L’ex-chef des Janjaweed et de facto leader du pays, le général Mohamed Hamdan Dalgo dit Hemiti, conduit un empire financier qu’il a construit depuis le Darfour dans une conjoncture économique délétère. Le président déchu, Omar el-Béchir, a financé sa milice au Darfour, dont il a vendu les services aux marchands de cheptel. En parallèle, les pillages et accaparements de ressources de sa milice lui ont permis de récolter de copieux émoluments. Avec sa tribu vivant à la frontière tchadienne, les Rizeigat Mahariya, il a ainsi créé des comptes bancaires échappant au contrôle de l’Etat. Et avec l’embrasement de la guerre au Darfour, Hemiti est devenu le seul interlocuteur de Béchir dans la région.
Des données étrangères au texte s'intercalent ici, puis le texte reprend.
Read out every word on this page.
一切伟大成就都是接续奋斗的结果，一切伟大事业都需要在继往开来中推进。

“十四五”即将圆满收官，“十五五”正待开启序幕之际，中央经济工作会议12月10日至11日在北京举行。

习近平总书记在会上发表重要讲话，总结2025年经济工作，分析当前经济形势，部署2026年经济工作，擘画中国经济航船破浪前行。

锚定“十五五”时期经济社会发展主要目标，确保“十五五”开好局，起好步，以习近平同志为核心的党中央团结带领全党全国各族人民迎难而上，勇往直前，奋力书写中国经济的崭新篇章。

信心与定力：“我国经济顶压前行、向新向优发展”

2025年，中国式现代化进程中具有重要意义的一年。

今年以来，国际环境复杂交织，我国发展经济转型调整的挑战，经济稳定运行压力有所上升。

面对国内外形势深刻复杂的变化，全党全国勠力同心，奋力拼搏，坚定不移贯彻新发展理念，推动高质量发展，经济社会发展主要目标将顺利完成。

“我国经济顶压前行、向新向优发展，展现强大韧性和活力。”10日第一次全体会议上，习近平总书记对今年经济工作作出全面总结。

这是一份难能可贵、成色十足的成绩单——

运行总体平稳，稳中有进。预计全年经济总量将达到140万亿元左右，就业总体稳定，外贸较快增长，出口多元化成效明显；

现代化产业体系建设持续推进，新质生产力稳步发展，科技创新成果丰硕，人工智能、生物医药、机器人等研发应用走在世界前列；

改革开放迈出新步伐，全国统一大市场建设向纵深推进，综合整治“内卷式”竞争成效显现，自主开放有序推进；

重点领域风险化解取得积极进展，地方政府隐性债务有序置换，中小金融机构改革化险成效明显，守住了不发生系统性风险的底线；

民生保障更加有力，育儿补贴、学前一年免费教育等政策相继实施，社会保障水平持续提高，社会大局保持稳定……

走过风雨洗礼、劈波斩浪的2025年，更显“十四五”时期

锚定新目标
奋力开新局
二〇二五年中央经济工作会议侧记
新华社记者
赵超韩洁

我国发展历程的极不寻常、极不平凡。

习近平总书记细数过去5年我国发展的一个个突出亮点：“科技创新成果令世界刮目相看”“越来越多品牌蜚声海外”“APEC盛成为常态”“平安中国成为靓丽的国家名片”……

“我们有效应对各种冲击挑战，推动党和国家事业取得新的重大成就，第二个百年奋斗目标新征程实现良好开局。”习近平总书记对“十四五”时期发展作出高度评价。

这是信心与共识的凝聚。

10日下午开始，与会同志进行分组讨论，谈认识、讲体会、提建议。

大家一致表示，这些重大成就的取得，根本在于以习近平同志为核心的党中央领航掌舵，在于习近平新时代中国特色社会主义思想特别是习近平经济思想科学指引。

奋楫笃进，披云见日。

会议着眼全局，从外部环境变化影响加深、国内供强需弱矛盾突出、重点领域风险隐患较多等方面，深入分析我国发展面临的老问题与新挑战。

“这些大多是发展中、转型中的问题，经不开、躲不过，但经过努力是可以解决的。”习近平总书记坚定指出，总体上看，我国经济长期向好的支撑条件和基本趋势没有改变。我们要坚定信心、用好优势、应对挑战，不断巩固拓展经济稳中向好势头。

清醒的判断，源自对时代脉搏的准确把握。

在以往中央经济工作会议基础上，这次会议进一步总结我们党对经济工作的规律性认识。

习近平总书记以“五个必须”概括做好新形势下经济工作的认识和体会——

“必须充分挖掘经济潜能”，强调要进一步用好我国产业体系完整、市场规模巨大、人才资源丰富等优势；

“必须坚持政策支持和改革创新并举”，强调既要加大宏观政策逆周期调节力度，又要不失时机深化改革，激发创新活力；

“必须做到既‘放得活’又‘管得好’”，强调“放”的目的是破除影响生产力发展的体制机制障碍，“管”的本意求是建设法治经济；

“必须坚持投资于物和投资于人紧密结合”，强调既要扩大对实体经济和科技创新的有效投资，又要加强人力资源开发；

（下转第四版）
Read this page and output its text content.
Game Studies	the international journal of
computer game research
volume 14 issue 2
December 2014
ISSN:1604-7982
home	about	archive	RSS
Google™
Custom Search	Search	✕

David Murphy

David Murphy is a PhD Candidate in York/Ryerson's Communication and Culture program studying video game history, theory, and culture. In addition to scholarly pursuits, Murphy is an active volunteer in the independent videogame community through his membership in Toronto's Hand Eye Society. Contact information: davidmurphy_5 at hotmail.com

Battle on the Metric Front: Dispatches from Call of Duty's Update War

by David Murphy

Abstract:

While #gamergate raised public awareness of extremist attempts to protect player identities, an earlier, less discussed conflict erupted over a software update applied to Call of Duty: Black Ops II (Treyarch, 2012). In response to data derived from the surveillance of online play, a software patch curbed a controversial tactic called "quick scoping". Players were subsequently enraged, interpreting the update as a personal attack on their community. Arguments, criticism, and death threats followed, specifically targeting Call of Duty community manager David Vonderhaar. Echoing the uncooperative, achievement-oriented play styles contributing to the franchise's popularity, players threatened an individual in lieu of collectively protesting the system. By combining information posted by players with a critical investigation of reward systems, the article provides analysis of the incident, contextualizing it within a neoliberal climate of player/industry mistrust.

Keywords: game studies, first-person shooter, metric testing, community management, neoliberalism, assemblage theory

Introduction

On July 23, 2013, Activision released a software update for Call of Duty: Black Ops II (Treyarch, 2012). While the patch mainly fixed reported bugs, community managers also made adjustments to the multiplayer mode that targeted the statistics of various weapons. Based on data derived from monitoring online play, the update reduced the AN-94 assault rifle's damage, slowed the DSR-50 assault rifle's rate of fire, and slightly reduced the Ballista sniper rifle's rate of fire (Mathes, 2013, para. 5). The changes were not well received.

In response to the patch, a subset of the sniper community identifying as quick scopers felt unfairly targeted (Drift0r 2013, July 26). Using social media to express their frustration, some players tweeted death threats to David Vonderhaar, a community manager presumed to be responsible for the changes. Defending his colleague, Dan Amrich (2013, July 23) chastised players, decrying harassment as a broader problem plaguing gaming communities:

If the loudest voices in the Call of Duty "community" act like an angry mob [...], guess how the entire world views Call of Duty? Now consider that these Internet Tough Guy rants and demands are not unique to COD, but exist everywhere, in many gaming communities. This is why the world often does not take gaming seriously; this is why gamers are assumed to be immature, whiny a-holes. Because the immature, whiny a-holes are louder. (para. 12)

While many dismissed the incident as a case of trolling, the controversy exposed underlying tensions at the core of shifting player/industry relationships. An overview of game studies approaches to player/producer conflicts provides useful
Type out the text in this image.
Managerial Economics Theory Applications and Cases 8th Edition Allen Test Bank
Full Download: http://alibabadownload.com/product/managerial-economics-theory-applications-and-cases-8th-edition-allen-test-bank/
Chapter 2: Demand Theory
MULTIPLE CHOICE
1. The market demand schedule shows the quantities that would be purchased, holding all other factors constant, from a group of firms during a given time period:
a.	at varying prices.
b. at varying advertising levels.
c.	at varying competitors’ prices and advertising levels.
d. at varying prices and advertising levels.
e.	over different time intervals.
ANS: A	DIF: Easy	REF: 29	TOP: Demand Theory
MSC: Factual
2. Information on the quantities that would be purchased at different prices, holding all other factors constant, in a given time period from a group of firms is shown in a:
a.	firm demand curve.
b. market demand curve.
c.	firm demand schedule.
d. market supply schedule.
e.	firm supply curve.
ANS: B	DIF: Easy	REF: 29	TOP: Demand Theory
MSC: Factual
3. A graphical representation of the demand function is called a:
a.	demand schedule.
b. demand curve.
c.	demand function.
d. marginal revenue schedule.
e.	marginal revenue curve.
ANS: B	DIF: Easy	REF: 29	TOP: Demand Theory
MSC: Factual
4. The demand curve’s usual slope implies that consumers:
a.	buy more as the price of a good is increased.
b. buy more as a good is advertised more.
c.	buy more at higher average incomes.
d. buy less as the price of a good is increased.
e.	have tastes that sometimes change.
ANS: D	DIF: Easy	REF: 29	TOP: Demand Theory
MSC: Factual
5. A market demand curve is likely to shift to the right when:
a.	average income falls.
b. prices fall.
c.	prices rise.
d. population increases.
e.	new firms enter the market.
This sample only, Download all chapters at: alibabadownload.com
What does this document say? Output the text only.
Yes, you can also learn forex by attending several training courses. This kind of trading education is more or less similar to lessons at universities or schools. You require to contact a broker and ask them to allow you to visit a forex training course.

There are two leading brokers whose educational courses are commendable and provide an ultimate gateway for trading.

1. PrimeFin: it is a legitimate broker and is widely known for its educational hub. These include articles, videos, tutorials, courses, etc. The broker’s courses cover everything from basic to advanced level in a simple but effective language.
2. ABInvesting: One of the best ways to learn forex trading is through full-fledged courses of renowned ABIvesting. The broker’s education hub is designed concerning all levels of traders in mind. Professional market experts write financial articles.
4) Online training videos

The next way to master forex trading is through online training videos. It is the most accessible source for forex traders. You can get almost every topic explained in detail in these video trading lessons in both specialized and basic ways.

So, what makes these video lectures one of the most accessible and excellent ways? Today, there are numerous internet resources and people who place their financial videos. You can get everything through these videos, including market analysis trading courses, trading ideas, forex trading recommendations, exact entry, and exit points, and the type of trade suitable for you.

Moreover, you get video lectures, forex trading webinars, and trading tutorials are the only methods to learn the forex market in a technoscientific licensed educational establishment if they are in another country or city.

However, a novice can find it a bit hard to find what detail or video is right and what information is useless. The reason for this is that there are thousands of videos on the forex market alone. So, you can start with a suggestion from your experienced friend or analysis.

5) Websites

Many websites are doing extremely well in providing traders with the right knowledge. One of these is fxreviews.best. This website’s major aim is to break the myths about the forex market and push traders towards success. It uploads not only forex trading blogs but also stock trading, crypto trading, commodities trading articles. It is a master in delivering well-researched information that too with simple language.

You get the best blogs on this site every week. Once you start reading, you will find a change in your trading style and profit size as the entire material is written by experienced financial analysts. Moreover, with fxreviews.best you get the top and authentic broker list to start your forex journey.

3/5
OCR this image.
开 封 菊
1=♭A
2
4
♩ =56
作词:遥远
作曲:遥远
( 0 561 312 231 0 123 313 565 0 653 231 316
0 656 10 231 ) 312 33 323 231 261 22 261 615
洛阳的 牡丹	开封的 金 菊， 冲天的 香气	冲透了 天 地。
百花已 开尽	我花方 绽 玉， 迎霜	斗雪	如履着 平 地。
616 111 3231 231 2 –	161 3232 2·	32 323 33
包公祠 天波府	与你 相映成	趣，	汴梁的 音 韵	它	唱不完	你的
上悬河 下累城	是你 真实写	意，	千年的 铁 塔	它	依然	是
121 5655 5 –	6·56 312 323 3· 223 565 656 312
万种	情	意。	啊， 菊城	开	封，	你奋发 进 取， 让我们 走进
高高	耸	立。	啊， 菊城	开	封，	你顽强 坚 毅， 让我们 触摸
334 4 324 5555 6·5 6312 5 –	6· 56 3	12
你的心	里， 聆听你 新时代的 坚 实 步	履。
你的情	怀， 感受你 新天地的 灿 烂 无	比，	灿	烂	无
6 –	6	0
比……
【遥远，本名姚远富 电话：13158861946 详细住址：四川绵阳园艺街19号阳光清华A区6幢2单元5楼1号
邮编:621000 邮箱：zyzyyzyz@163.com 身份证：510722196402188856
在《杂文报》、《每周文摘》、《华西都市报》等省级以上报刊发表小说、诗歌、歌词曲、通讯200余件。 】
Le raïs lui avait alloué un budget spécial sans passer par la cour des comptes.

Son affluence de richesses a pris une tout autre ampleur après qu’il a créé les Rapid Support Forces, en août 2013. En septembre 2015, lorsque Béchir a été invité à Riyad, le prince héritier Mohammed bin Salman (MBS) lui a demandé l’envoi au Yémen de 10 000 hommes des RSF pour combattre les Houthis, contre 35 millions $ en espèces réglés en dix versements. C’est en fait Hemiti qui avait finalisé cet accord, ce qui lui a donné l’occasion de construire une solide relation avec MBS, tout en assurant une importante rémunération saoudienne pour ses troupes.

Le chef des RSF a rejoué la même partition auprès du prince héritier d’Abou Dhabi, Mohammed bin Zayed al-Nahyan (MBZ), à qui il a fourni 5 000 hommes pour 25 millions $. Une fois implanté dans les deux pays du Golfe, Hemiti a développé des sociétés de location de limousines et il compte parmi ses clients… MBS et MBZ.